她驅(qū)使地脈靈氣越來越順利,很快便幫另外四個女人解決了身上的邪氣。
來到最后一個大腹女人身邊時,長桑提醒:“這便是阿泰最先發(fā)現(xiàn)的那位姑娘。”
程鳴羽發(fā)現(xiàn)她手中還提著一個裝著菌子的布袋,袋中的菌子已經(jīng)全枯萎了,她卻仍然緊緊抓住不放。
一切如常,但異變卻發(fā)生在女人張嘴的瞬間。
她口中竄出的不是黑氣,而是一條黑得發(fā)亮的蛇!
離程鳴羽最近的長桑立刻抖出龍索,但程鳴羽的手比他更快:她竟然一把抓住了那蛇的七寸。
“放開!”長桑急得掰她的手,“別碰!”
“我以前也是這樣抓蛇的……”她一句話還未說完,手腕上忽然狠狠一痛。
那黑蛇被拿捏住七寸也絲毫不懼,竟從蛇身中又化出一個頭來,尖牙刺入了程鳴羽手腕。
她大吃一驚,連忙松手。那黑蛇卻迅速癟了下去,程鳴羽的手腕已經(jīng)隆起一團黑色的腫塊。
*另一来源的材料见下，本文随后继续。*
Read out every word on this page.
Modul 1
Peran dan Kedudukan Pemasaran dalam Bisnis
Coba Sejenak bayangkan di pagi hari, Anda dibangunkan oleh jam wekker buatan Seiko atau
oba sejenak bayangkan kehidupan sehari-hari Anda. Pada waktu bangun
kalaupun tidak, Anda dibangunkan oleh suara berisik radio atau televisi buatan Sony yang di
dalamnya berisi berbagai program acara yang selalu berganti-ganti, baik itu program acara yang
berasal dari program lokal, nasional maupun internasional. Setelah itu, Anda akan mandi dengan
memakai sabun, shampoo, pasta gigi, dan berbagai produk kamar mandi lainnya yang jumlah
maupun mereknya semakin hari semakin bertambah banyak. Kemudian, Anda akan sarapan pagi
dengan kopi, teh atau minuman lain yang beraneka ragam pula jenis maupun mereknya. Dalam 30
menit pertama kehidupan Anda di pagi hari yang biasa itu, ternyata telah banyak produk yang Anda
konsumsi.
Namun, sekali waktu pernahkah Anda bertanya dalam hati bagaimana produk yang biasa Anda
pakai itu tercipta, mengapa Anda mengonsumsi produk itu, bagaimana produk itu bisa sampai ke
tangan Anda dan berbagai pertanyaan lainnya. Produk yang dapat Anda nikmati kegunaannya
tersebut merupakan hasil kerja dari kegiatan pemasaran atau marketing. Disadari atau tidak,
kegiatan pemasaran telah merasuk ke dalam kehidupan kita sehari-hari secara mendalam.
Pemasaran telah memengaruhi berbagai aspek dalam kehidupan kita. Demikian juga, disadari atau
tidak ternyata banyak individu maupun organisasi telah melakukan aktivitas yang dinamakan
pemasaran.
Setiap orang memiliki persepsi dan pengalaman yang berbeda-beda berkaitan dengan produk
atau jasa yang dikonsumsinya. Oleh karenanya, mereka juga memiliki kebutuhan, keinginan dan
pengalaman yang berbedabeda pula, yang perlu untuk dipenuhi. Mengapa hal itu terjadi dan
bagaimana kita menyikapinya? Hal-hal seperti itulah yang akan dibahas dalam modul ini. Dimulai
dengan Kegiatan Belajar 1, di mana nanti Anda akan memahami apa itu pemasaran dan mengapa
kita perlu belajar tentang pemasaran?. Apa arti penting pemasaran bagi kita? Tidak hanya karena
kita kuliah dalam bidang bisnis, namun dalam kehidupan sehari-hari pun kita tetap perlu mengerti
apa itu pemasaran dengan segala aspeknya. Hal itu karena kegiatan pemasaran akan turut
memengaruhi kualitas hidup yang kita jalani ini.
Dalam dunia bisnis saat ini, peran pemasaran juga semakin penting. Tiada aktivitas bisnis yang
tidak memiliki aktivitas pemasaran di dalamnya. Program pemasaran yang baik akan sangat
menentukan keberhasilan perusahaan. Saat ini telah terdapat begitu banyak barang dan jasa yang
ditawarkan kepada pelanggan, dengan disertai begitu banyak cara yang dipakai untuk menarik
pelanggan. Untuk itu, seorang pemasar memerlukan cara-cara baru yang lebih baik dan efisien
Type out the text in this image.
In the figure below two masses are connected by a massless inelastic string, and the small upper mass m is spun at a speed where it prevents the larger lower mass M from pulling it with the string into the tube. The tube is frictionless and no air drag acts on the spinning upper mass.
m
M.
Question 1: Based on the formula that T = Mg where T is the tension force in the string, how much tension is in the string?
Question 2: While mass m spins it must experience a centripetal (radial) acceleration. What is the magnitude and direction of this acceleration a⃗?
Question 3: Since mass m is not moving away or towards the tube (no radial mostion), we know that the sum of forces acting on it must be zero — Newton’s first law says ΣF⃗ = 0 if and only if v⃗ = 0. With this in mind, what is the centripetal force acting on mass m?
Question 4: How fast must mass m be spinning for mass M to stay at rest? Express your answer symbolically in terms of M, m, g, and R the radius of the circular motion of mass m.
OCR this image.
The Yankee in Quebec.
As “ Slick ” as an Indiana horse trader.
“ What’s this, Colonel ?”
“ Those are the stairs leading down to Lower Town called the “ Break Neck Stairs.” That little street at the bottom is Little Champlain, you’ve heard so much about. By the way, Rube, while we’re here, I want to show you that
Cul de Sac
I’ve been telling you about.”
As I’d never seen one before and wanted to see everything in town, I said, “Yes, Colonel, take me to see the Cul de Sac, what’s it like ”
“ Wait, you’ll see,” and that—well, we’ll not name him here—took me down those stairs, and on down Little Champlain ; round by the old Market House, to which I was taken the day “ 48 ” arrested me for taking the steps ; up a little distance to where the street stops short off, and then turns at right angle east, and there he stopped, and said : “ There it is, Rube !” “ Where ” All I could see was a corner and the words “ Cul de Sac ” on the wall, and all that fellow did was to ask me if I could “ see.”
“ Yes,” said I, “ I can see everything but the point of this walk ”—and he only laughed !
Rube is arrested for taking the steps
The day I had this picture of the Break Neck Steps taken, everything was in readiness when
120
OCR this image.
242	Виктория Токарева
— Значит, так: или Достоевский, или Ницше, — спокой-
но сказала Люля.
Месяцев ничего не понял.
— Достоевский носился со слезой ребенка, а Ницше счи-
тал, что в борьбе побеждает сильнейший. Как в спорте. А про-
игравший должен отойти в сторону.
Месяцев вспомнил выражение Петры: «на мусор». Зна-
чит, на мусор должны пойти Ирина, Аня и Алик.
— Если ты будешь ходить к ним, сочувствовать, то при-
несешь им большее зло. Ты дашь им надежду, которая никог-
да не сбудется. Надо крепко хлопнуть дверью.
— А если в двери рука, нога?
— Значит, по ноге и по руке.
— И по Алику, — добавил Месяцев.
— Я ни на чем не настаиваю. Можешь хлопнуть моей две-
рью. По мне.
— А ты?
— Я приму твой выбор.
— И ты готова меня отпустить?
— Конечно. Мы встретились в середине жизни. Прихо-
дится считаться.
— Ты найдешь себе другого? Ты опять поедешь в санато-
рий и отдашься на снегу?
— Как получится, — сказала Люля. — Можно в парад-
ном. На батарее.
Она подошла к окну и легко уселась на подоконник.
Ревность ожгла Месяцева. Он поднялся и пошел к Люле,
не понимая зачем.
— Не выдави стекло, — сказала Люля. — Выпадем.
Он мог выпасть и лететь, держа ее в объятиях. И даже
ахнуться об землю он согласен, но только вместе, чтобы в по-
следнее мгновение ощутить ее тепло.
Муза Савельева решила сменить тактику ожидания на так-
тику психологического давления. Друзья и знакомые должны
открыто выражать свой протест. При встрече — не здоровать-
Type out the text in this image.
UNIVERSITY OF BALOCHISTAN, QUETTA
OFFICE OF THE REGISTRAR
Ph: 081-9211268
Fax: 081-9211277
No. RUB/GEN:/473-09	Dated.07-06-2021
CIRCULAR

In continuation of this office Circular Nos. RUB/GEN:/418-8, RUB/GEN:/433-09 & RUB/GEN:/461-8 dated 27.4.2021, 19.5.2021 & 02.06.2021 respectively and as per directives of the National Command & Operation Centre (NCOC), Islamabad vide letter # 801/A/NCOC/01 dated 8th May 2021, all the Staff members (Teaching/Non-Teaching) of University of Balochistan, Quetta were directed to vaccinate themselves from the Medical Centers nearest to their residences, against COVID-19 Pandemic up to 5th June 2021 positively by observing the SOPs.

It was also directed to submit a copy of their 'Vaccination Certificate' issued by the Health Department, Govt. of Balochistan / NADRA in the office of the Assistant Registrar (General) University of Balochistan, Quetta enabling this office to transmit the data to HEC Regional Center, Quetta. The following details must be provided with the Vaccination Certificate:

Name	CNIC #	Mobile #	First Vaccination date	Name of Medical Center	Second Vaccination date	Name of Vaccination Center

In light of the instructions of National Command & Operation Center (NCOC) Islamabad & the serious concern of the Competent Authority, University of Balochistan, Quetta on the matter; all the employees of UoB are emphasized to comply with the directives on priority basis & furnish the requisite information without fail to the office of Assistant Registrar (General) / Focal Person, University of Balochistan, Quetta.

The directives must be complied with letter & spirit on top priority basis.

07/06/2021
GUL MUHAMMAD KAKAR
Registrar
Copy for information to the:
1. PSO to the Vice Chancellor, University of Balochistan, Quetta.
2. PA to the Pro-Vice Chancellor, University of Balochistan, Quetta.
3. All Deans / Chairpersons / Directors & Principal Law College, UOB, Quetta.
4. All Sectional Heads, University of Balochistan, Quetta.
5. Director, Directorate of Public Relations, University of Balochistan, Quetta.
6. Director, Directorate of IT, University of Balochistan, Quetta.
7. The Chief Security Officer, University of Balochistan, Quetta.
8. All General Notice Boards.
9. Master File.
長桑用龍索把黑蛇捆住,從程鳴羽身上扯了下來。被龍索捆住的黑蛇無法再變化,一直在長桑手中抖動不停。
應春撲了過來,萬分緊張地抓著程鳴羽的手。她臉色慘白,下意識地看向伯奇:“這種腫塊我見過……和白汀的一樣,對不對!”
“不一樣。”長桑立刻說,“這其中的只是黑蛇的毒素。”
他用銀針刺破了程鳴羽手腕上的腫塊,卻發(fā)現(xiàn)沒有毒汁或血液流出。黑色的血管從腫塊處蔓延開來,竟緩慢占據(jù)了程鳴羽手臂。
“好厲害的毒……”長桑神情一黯,“巫十三知道山神是凡人軀體,這毒靠她自己無法排出。”
他從懷中掏出一根銀色絲線系在程鳴羽手肘上,阻斷了毒液繼續(xù)蔓延。“這根線不要扯開,等著我回來。”他對應春說,“我和伯奇去找苦竹,他應該知道如何應付這種毒。”
“不,我跟你們一起去。”應春忙說,“要找出苦竹,光憑伯奇是不行的。我們要抓緊時間。”
長桑便抓住龍索將黑蛇拎起,隨后左右一看,指著楊硯池:“你在這里照顧山神和這些女人。她們?nèi)羰切蚜耍阕屗齻冏孕谢丶摇!?